A: I’ve tried to — and I think I’ve been successful — at adapting to the changes in our business. I take my business very seriously. I try to get it right. I’m not happy with myself when I don’t get it right. And getting it right doesn’t mean looking back on things and saying what should have happened. Anybody can do that.

When I broke into the business, I was used to hearing guys say, ‘Well, I wouldn’t have thrown that pitch right there,’ after a guy just cranked one. Well, no kidding, you wouldn’t have thrown it? What would you have done? Why couldn’t you have talked about it before all this transpired?

That, to me, is the biggest difference in television over the last 30 or 40 years. There seems to be more of a willingness of athletes going into the business to be fair and honest. And that includes criticism. Everybody thinks fair and honest only means being critical of guys with whom they played, guys of your generation. I think it encapsulates everything. It also includes being fair and honest for the viewer. I’ve always taken great pride in that. I think, by and large, I’ve offered that to the viewer. Not always, but more often than not.

Q: Do you have one favorite moment or memory in the booth?

A: There are a lot. I’ll never forget what happened in San Francisco at 5:04, Oct. 17, 1989, with the earthquake hitting. I’ll never forget the fear, the shock, the courage of the folks in the Bay Area, their resiliency … I had never been involved in anything like that, a natural disaster that was just shocking in detail.

On the other hand, I was in New York on 9/11, and obviously six weeks later when the Diamondbacks and Yankees played [in the World Series]. I’ll never forget Games 4 and 5. They were extraordinary baseball games, but under the circumstances with President Bush throwing out the first ball before Game 3, and then the Yankees hitting the two two-run home runs by Tino Martinez and Scott Brosius in Games 4 and 5. And then, after a blowout in Game 6, to have Curt Schilling and Roger Clemens face one another and pitch brilliantly in Game 7, and then finally see the Diamondbacks, of all things, win it against the greatest reliever in the history of the game [Mariano Rivera] … that’s big. All of those things that happened, particularly on the heels of 9/11. I’ve got goosebumps telling you the story.

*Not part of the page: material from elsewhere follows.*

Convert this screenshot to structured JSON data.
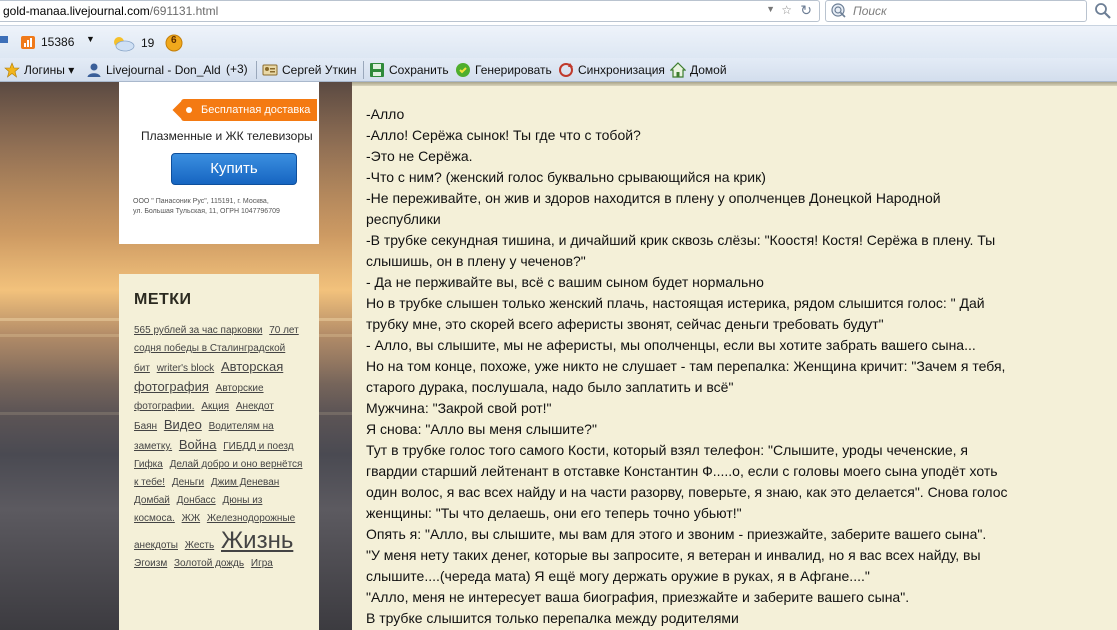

Then you think, ‘Nothing is going to top this.’ And then we do Game 6 last year. How can you see a baseball game packed with more drama than that game? I told someone that I put Game 6 in the top three World Series games ever. Then I started thinking about it and I thought, ‘What is one and two?’ If that’s in the top three, name one better than that game. And I can’t.

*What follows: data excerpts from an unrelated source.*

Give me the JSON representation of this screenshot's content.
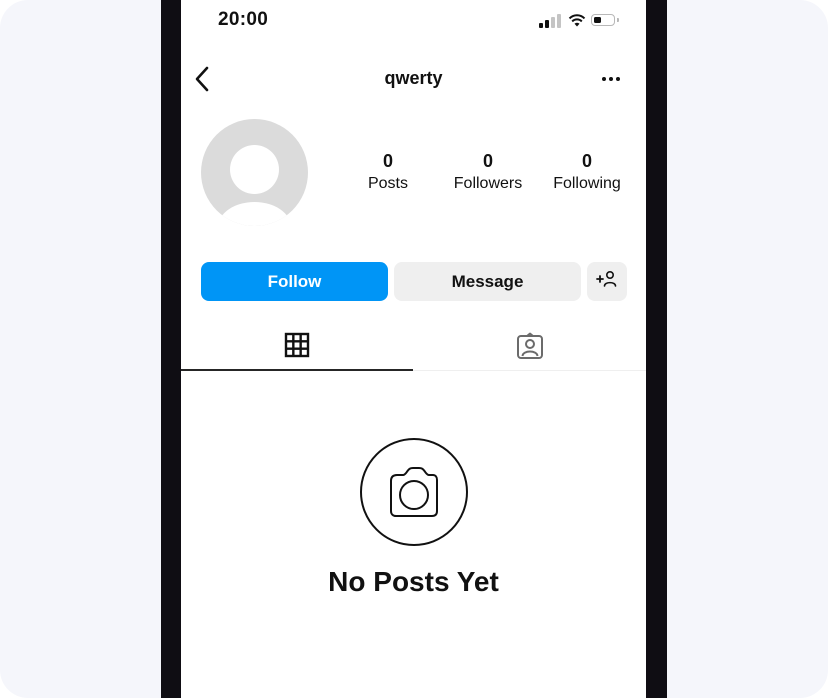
{
  "status_bar": {
    "time": "20:00",
    "icons": [
      "cellular-signal-icon",
      "wifi-icon",
      "battery-icon"
    ],
    "battery_level": 0.35
  },
  "nav": {
    "back_icon": "chevron-left-icon",
    "title": "qwerty",
    "more_icon": "ellipsis-icon"
  },
  "profile": {
    "avatar_icon": "default-avatar-icon",
    "stats": [
      {
        "value": "0",
        "label": "Posts"
      },
      {
        "value": "0",
        "label": "Followers"
      },
      {
        "value": "0",
        "label": "Following"
      }
    ]
  },
  "actions": {
    "follow_label": "Follow",
    "message_label": "Message",
    "add_user_icon": "add-user-icon"
  },
  "tabs": [
    {
      "name": "posts-grid",
      "icon": "grid-icon",
      "active": true
    },
    {
      "name": "tagged",
      "icon": "tagged-user-icon",
      "active": false
    }
  ],
  "empty_state": {
    "icon": "camera-icon",
    "title": "No Posts Yet"
  },
  "colors": {
    "accent": "#0095f6",
    "secondary_button": "#efefef",
    "text": "#111111",
    "avatar_placeholder": "#dbdbdb",
    "background": "#f5f6fb",
    "bezel": "#0f0d13"
  }
}
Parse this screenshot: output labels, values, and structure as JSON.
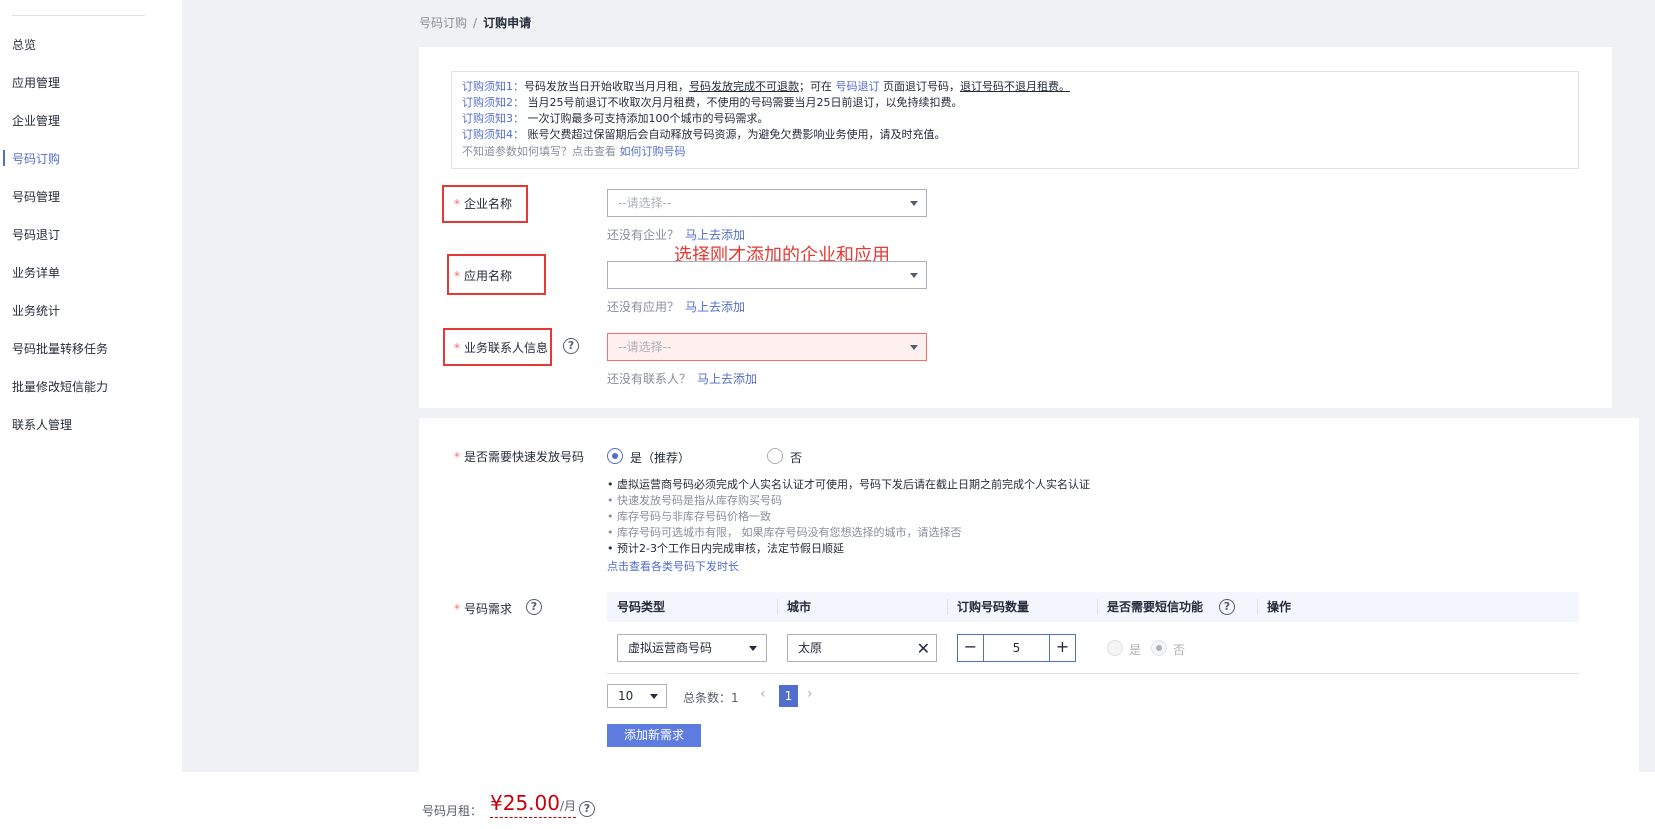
{
  "sidebar": {
    "items": [
      {
        "label": "总览"
      },
      {
        "label": "应用管理"
      },
      {
        "label": "企业管理"
      },
      {
        "label": "号码订购"
      },
      {
        "label": "号码管理"
      },
      {
        "label": "号码退订"
      },
      {
        "label": "业务详单"
      },
      {
        "label": "业务统计"
      },
      {
        "label": "号码批量转移任务"
      },
      {
        "label": "批量修改短信能力"
      },
      {
        "label": "联系人管理"
      }
    ],
    "active": "号码订购"
  },
  "breadcrumb": {
    "parent": "号码订购",
    "separator": "/",
    "current": "订购申请"
  },
  "notices": {
    "n1": {
      "label": "订购须知1：",
      "part1": "号码发放当日开始收取当月月租，",
      "part2": "号码发放完成不可退款",
      "part3": "；可在 ",
      "link": "号码退订",
      "part4": " 页面退订号码，",
      "part5": "退订号码不退月租费。"
    },
    "n2": {
      "label": "订购须知2：",
      "text": " 当月25号前退订不收取次月月租费，不使用的号码需要当月25日前退订，以免持续扣费。"
    },
    "n3": {
      "label": "订购须知3：",
      "text": " 一次订购最多可支持添加100个城市的号码需求。"
    },
    "n4": {
      "label": "订购须知4：",
      "text": " 账号欠费超过保留期后会自动释放号码资源，为避免欠费影响业务使用，请及时充值。"
    },
    "help": {
      "text": "不知道参数如何填写？点击查看 ",
      "link": "如何订购号码"
    }
  },
  "form": {
    "required_mark": "*",
    "enterprise": {
      "label": "企业名称",
      "placeholder": "--请选择--",
      "hint": "还没有企业？",
      "hint_link": "马上去添加"
    },
    "app": {
      "label": "应用名称",
      "value": "",
      "hint": "还没有应用？",
      "hint_link": "马上去添加"
    },
    "contact": {
      "label": "业务联系人信息",
      "placeholder": "--请选择--",
      "hint": "还没有联系人？",
      "hint_link": "马上去添加"
    }
  },
  "annotation": {
    "text": "选择刚才添加的企业和应用",
    "color": "#e53935"
  },
  "fast_issue": {
    "label": "是否需要快速发放号码",
    "option_yes": "是（推荐）",
    "option_no": "否",
    "selected": "yes",
    "bullets": [
      {
        "text": "• 虚拟运营商号码必须完成个人实名认证才可使用，号码下发后请在截止日期之前完成个人实名认证",
        "style": "dark"
      },
      {
        "text": "• 快速发放号码是指从库存购买号码",
        "style": "gray"
      },
      {
        "text": "• 库存号码与非库存号码价格一致",
        "style": "gray"
      },
      {
        "text": "• 库存号码可选城市有限， 如果库存号码没有您想选择的城市，请选择否",
        "style": "gray"
      },
      {
        "text": "• 预计2-3个工作日内完成审核，法定节假日顺延",
        "style": "dark"
      }
    ],
    "link": "点击查看各类号码下发时长"
  },
  "demand": {
    "label": "号码需求",
    "columns": [
      "号码类型",
      "城市",
      "订购号码数量",
      "是否需要短信功能",
      "操作"
    ],
    "rows": [
      {
        "type": "虚拟运营商号码",
        "city": "太原",
        "quantity": "5",
        "sms_yes": "是",
        "sms_no": "否",
        "sms_selected": "no"
      }
    ]
  },
  "pager": {
    "page_size": "10",
    "total": "总条数：1",
    "prev": "‹",
    "next": "›",
    "current_page": "1"
  },
  "add_button": "添加新需求",
  "price": {
    "label": "号码月租：",
    "amount": "¥25.00",
    "unit": "/月"
  },
  "colors": {
    "accent": "#526ecc",
    "required": "#f66f6a",
    "annotation_box": "#e53935",
    "price": "#c7000b"
  }
}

I haven’t been around since 1903, the first World Series. But name one. And I’ll go over the game, detail by detail, and we’ll just see who wins that deal. I think I would. I feel very strongly about that, the more I think about it. The greatest game in World Series history.

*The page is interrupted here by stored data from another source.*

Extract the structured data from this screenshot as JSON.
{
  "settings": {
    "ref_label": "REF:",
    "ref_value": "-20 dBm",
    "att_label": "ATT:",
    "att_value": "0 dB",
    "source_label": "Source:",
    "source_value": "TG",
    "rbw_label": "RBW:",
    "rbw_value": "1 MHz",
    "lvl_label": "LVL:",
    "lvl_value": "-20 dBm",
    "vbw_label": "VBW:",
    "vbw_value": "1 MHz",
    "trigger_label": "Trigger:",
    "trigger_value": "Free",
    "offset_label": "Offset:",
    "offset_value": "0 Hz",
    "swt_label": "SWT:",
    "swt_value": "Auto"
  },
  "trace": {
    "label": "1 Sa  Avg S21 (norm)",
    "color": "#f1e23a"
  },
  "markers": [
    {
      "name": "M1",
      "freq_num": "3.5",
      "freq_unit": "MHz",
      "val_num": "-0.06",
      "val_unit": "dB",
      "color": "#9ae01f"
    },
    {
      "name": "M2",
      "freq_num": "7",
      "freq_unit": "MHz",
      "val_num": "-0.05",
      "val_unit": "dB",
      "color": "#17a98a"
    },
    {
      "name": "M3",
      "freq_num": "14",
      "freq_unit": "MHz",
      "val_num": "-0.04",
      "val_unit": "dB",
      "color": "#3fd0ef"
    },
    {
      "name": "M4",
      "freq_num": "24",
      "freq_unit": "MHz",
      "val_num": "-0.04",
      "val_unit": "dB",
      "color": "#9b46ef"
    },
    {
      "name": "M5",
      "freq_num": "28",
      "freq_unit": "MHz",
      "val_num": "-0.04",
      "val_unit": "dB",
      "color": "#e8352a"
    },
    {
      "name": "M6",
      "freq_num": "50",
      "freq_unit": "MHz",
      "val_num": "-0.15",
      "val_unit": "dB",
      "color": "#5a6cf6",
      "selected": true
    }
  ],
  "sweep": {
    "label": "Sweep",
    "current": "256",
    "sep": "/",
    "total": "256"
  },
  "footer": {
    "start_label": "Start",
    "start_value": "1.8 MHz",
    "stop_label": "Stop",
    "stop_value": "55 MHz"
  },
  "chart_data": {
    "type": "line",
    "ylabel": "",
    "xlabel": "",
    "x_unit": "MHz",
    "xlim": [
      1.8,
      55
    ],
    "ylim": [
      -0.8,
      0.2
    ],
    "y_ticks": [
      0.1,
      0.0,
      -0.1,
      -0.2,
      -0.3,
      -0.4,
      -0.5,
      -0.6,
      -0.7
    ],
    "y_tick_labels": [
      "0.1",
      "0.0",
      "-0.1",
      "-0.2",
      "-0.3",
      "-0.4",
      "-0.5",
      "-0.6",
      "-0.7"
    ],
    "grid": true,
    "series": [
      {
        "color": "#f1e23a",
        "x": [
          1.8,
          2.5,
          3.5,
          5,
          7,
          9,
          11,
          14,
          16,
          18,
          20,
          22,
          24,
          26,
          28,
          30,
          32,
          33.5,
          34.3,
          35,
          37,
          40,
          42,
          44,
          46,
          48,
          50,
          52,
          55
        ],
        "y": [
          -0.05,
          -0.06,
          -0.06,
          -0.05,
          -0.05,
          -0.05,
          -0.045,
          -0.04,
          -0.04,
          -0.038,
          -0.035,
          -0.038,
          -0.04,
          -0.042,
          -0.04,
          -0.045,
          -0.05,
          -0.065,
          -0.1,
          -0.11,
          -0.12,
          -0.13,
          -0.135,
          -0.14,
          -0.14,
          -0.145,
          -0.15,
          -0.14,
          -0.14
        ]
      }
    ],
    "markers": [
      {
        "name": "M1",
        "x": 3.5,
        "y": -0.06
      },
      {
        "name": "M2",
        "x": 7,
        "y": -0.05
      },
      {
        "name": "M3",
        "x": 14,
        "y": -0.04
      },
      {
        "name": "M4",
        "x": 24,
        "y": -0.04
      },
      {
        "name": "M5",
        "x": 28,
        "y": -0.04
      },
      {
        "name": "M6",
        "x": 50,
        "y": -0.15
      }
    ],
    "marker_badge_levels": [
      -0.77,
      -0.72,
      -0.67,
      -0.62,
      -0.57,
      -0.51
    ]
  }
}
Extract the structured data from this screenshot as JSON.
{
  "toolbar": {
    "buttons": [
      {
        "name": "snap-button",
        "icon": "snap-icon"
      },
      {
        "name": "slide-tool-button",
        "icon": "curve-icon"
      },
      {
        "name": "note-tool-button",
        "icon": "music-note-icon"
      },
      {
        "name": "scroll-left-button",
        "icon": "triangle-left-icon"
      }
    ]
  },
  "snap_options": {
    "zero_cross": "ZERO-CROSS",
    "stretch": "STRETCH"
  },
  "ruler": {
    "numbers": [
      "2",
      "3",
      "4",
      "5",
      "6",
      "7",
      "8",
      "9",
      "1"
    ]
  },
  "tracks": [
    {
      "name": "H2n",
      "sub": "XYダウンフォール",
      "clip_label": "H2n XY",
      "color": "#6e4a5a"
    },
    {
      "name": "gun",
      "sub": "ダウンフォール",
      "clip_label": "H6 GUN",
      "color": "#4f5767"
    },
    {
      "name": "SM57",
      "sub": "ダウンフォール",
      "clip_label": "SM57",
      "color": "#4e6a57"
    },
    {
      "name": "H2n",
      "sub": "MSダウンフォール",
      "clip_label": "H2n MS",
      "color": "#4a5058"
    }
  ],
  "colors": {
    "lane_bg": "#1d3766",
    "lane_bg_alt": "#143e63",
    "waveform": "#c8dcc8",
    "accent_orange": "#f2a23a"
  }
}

Q: One thing that always stood out to me about you, especially after getting to know you, is your curiosity. I wonder: Did you always have that growing up? Did your parents instill that in you? Where does that come from?

A: I think my curiosity grew with my baseball knowledge. I had four guys with the Cardinals that I’m going to mention (in my speech), not only mention but hit hard, that really trained me well, for all facets of the game.

George Kissell. Eddie Stanky. Joe Schultz — a lot of people looked at him as a comic-book character, and he was anything but that to me. He was more or less buffooned in Jim Bouton’s book, “Ball Four.” And the other guy who helped me enormously with my playing career was George Crowe.

George Crowe turned me into a hitter where I had some authority as a hitter. Prior to running into George Crowe, I hit with my arms and my hands, not my body. And George Crowe, by closing my stance, made me a guy who could cope with major-league pitching.

The more I knew about the game — the more I learned, particularly from Kissell, about the details of the game — the more curious I became. With curiosity, the more you find out, the more you want to learn. Therefore, I was never really satisfied unless I had it nailed, had it down in my own mind. I think curiosity is learned from knowledge. At least in my particular instance, I believe that’s true.